Dans ce cadre, le groupe Ipesup s’engage à mettre gratuitement à disposition des filleuls de l’association environ 80 places dans les stages intensifs qui ont lieu pendant les vacances scolaires. Au cours de ces stages, ils peuvent acquérir les bases méthodologiques indispensables pour réussir les concours des grandes écoles.
En octobre 2013, Ipesup a poursuivi sa politique d’ouverture sociale et annoncé une deuxième initiative, en partenariat avec la Banque Postale, visant à aider une soixantaine d’élèves de Terminale talentueux mais issus de milieux modestes à s’orienter dans leurs études supérieures.

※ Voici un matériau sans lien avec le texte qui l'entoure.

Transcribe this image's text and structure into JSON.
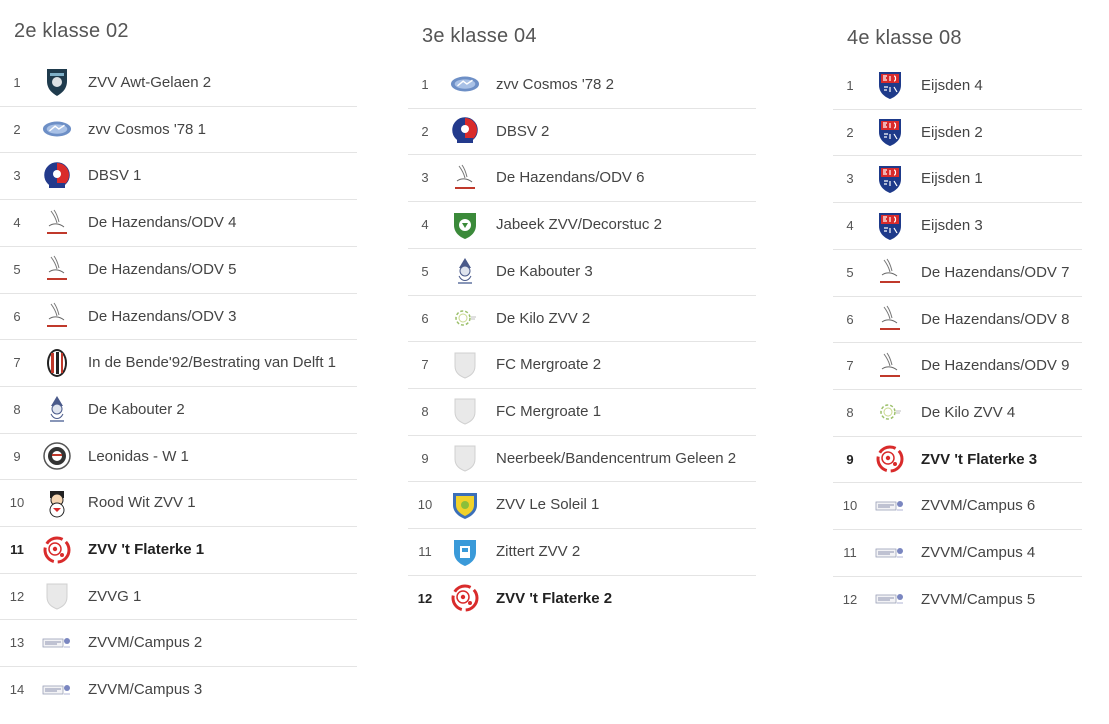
{
  "columns": [
    {
      "title": "2e klasse 02",
      "rows": [
        {
          "pos": "1",
          "team": "ZVV Awt-Gelaen 2",
          "logo": "shield-dark-icon"
        },
        {
          "pos": "2",
          "team": "zvv Cosmos '78 1",
          "logo": "blue-oval-icon"
        },
        {
          "pos": "3",
          "team": "DBSV 1",
          "logo": "red-blue-round-icon"
        },
        {
          "pos": "4",
          "team": "De Hazendans/ODV 4",
          "logo": "hare-icon"
        },
        {
          "pos": "5",
          "team": "De Hazendans/ODV 5",
          "logo": "hare-icon"
        },
        {
          "pos": "6",
          "team": "De Hazendans/ODV 3",
          "logo": "hare-icon"
        },
        {
          "pos": "7",
          "team": "In de Bende'92/Bestrating van Delft 1",
          "logo": "striped-oval-icon"
        },
        {
          "pos": "8",
          "team": "De Kabouter 2",
          "logo": "gnome-icon"
        },
        {
          "pos": "9",
          "team": "Leonidas - W 1",
          "logo": "ball-badge-icon"
        },
        {
          "pos": "10",
          "team": "Rood Wit ZVV 1",
          "logo": "mascot-icon"
        },
        {
          "pos": "11",
          "team": "ZVV 't Flaterke 1",
          "logo": "red-ball-icon",
          "highlight": true
        },
        {
          "pos": "12",
          "team": "ZVVG 1",
          "logo": "blank-shield-icon"
        },
        {
          "pos": "13",
          "team": "ZVVM/Campus 2",
          "logo": "campus-icon"
        },
        {
          "pos": "14",
          "team": "ZVVM/Campus 3",
          "logo": "campus-icon"
        }
      ]
    },
    {
      "title": "3e klasse 04",
      "rows": [
        {
          "pos": "1",
          "team": "zvv Cosmos '78 2",
          "logo": "blue-oval-icon"
        },
        {
          "pos": "2",
          "team": "DBSV 2",
          "logo": "red-blue-round-icon"
        },
        {
          "pos": "3",
          "team": "De Hazendans/ODV 6",
          "logo": "hare-icon"
        },
        {
          "pos": "4",
          "team": "Jabeek ZVV/Decorstuc 2",
          "logo": "green-shield-icon"
        },
        {
          "pos": "5",
          "team": "De Kabouter 3",
          "logo": "gnome-icon"
        },
        {
          "pos": "6",
          "team": "De Kilo ZVV 2",
          "logo": "green-ring-icon"
        },
        {
          "pos": "7",
          "team": "FC Mergroate 2",
          "logo": "blank-shield-icon"
        },
        {
          "pos": "8",
          "team": "FC Mergroate 1",
          "logo": "blank-shield-icon"
        },
        {
          "pos": "9",
          "team": "Neerbeek/Bandencentrum Geleen 2",
          "logo": "blank-shield-icon"
        },
        {
          "pos": "10",
          "team": "ZVV Le Soleil 1",
          "logo": "yellow-shield-icon"
        },
        {
          "pos": "11",
          "team": "Zittert ZVV 2",
          "logo": "blue-shield-icon"
        },
        {
          "pos": "12",
          "team": "ZVV 't Flaterke 2",
          "logo": "red-ball-icon",
          "highlight": true
        }
      ]
    },
    {
      "title": "4e klasse 08",
      "rows": [
        {
          "pos": "1",
          "team": "Eijsden 4",
          "logo": "eijsden-icon"
        },
        {
          "pos": "2",
          "team": "Eijsden 2",
          "logo": "eijsden-icon"
        },
        {
          "pos": "3",
          "team": "Eijsden 1",
          "logo": "eijsden-icon"
        },
        {
          "pos": "4",
          "team": "Eijsden 3",
          "logo": "eijsden-icon"
        },
        {
          "pos": "5",
          "team": "De Hazendans/ODV 7",
          "logo": "hare-icon"
        },
        {
          "pos": "6",
          "team": "De Hazendans/ODV 8",
          "logo": "hare-icon"
        },
        {
          "pos": "7",
          "team": "De Hazendans/ODV 9",
          "logo": "hare-icon"
        },
        {
          "pos": "8",
          "team": "De Kilo ZVV 4",
          "logo": "green-ring-icon"
        },
        {
          "pos": "9",
          "team": "ZVV 't Flaterke 3",
          "logo": "red-ball-icon",
          "highlight": true
        },
        {
          "pos": "10",
          "team": "ZVVM/Campus 6",
          "logo": "campus-icon"
        },
        {
          "pos": "11",
          "team": "ZVVM/Campus 4",
          "logo": "campus-icon"
        },
        {
          "pos": "12",
          "team": "ZVVM/Campus 5",
          "logo": "campus-icon"
        }
      ]
    }
  ]
}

Le groupe Ipesup-Prepasup et « L’envol, le campus de la Banque Postale » vont donc organiser conjointement un stage, « Cap sur le Sup », qui durera un week-end entier. A cette occasion, des professeurs d’Ipesup présenteront les différentes filières de classes préparatoires et leur dispenseront quelques cours pour les préparer à leur passage dans l’enseignement supérieur.

Apporter sa pierre à l’édifice

On peut facilement arguer que ces initiatives sont une goutte d’eau. Ce ne sont pas, en effet, quelques stages ou une vingtaine de boursiers qui vont régler le problème de la reproduction sociale dans l’enseignement supérieur.

Cela étant dit, cela montre que la filière des grandes écoles a entendu les critiques faites à son égard et que tous les acteurs tentent, à leur échelle, d’apporter leur pierre à l’édifice en s’organisant pour diffuser plus largement un enseignement d’excellence à des étudiants issus de milieux modestes.